What it does NISQA is a deep-learning speech quality predictor that works without a clean reference track. Feed it a degraded audio file and it returns an overall quality score plus four specific culprits: Noisiness, Coloration, Discontinuity, and Loudness. A separate model variant, NISQA-TTS, rates how natural synthetic speech from TTS or voice conversion systems sounds.
The interesting bit Most quality metrics give you a single number and shrug. NISQA v2.0 breaks down why quality suffered, which is genuinely useful for debugging codecs, network glitches, or pipeline choices. It also ships as a configurable training framework—swap CNNs for LSTMs, add self-attention, go double-ended if you have reference audio—controlled entirely through YAML files.
Key highlights
- Pre-trained weights for transmitted speech (NISQA v2.0) and synthesized speech (NISQA-TTS v1.0)

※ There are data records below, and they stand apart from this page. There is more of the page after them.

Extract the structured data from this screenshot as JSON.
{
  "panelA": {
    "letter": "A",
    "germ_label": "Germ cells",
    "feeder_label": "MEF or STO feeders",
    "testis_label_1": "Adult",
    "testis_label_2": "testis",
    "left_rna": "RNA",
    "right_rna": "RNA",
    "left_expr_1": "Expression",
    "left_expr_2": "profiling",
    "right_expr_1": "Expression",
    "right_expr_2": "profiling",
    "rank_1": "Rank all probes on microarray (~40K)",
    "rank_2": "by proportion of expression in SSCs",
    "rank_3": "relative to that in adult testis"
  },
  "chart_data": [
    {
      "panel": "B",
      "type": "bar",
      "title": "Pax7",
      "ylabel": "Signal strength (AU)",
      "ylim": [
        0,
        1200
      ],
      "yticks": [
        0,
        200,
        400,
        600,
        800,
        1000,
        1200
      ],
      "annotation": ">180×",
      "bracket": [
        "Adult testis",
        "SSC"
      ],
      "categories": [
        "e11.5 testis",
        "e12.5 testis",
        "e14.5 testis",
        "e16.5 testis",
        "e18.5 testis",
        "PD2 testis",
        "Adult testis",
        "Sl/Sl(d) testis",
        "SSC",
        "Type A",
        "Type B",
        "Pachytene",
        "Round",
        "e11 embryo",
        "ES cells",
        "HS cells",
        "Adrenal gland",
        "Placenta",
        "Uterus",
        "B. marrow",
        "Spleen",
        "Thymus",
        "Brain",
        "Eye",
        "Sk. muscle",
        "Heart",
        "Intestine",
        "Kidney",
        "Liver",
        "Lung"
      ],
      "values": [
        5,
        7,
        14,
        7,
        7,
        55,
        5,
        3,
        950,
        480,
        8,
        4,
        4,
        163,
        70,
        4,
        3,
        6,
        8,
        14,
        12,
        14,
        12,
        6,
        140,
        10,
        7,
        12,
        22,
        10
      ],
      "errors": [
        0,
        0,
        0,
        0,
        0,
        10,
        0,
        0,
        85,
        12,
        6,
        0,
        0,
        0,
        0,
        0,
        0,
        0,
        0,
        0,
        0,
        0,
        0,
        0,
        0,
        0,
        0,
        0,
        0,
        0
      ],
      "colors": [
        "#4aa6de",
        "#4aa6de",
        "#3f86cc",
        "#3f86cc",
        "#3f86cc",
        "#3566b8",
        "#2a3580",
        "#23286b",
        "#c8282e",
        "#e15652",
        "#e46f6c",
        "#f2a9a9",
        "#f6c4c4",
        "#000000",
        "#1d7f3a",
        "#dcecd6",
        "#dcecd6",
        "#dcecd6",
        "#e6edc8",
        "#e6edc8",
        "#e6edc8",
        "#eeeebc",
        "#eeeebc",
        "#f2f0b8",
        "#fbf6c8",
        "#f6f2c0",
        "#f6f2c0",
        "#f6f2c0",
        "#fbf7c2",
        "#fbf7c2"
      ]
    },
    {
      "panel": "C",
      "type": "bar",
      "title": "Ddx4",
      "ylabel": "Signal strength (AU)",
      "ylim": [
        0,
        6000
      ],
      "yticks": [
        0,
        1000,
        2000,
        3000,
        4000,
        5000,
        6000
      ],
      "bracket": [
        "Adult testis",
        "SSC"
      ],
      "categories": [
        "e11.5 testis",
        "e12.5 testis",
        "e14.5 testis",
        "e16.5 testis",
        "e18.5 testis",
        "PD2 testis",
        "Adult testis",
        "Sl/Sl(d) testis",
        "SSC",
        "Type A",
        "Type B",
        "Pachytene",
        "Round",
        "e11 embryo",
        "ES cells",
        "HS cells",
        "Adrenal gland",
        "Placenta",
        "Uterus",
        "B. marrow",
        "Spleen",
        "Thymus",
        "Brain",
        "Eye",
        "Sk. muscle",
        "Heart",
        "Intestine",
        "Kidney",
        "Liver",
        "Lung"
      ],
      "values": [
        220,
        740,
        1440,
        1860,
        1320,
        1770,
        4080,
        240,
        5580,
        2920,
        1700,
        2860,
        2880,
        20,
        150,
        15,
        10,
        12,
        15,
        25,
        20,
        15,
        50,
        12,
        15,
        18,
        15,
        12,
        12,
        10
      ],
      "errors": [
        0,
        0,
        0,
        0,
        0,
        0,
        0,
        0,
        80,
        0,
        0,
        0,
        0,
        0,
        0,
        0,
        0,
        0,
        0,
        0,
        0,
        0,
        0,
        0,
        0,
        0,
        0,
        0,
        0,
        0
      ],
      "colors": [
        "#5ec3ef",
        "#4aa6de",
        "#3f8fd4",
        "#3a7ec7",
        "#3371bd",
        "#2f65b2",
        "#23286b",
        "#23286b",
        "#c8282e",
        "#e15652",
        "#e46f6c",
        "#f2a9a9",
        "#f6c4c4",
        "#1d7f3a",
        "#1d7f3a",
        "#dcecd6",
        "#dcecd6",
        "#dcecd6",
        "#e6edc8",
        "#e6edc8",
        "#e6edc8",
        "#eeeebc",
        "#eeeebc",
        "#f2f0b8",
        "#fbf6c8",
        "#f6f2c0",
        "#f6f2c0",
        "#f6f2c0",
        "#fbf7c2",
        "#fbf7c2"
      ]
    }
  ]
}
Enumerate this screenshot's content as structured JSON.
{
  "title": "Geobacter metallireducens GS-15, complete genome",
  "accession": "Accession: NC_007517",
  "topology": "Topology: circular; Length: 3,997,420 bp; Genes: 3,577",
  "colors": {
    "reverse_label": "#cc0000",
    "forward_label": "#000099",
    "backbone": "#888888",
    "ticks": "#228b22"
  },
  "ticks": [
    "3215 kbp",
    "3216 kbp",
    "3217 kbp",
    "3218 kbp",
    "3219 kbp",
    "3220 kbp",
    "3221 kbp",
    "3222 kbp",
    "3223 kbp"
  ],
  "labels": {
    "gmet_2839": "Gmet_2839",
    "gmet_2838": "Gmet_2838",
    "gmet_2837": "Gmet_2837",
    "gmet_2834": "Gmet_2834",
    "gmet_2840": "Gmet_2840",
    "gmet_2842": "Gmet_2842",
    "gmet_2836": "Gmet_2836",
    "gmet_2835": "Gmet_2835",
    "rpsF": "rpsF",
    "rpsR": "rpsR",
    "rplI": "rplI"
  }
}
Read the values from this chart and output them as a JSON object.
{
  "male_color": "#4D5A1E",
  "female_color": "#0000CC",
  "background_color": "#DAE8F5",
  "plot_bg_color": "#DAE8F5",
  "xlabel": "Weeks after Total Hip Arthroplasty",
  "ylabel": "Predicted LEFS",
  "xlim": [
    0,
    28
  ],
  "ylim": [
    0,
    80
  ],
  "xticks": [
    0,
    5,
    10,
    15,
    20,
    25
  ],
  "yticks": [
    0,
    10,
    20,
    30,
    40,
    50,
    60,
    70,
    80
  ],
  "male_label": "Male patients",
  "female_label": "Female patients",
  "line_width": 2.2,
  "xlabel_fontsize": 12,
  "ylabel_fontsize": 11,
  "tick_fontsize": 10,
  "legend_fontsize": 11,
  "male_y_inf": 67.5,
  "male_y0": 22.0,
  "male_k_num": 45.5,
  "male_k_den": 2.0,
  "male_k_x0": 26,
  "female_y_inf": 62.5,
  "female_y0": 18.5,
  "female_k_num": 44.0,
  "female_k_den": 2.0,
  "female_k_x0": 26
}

- Single-ended and double-ended prediction modes
- Modular architecture: CNN/DFF → Self-Attention/LSTM → various pooling strategies
- Includes a corpus of 14,000+ labeled speech samples with real-world degradation (Zoom, Skype, mobile, packet loss)
- Fine-tuning and transfer learning supported via CSV + YAML workflow
Caveats
- Model weights are CC BY-NC-SA 4.0—non-commercial use only
- The Wiki is referenced repeatedly but marked “not yet added” in the README
- Stereo files require manual channel selection; no automatic downmixing mentioned
Verdict Worth a look if you build VoIP pipelines, evaluate TTS output, or need to train custom perceptual metrics. Skip it if you need a fully open commercial license or a polished, documented API.